Joining Dr. Leelamoni on the expert committee are Dr. P. K. Jameela, Director of Health Services, Government of Kerala; Dr. Lalitha Kailas, HoD of Pediatrics, Shri Avittom Thirunal Hospital, Trivandrum; and Dr. Noel Narayanan, Former HoD of Pediatrics, Shri Avittom Thirunal Hospital, Trivandrum.

“In Kerala, this vaccine is already being used in many private hospitals,” shared Dr. Leelamoni. “For the past four and half years, we are administering pentavalent vaccine in Amrita.”


Dr. Leelamoni explained keys aspects of the proposed vaccine program.

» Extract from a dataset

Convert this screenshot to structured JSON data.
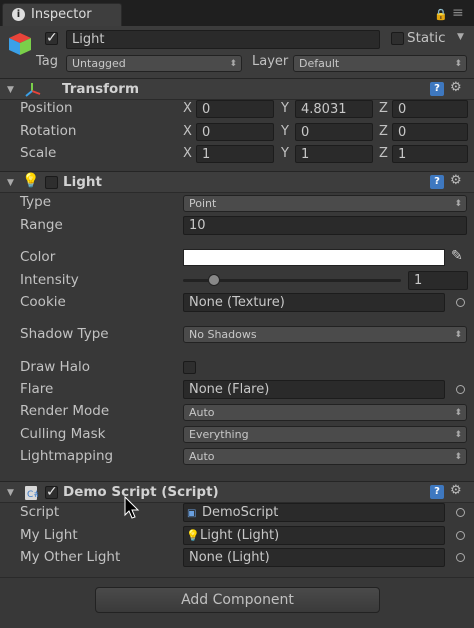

“Under the National Infant Immunization Schedule, diphtheria and hepatitis B are already included. Heamophilus influenzae (Hib) is leading cause of death from bacterial meningitis in children, now children will receive protection from this killer disease also.”

“It is our hope that the lessons learned and the experience gained with the introduction of pentavalent vaccine in our state can help the introduction of this program in other parts of the country also.”


A veteran in the field of community medicine, Dr. Leelamoni has initiated many community action program for mothers and children in rural areas in collaboration with UNICEF and assisted with training of field staff for proper infant nutrition in collaboration with Food & Nutrition Board of India.

She is actively involved in various outreach activities for the benefit of the public including implementation of mass drug administration programs for filariasis. She is the chief coordinator for tobacco cessation as part of Quit Tobacco International – India (QTI) project.

Her area of interest includes monitoring and evaluation of various health programs.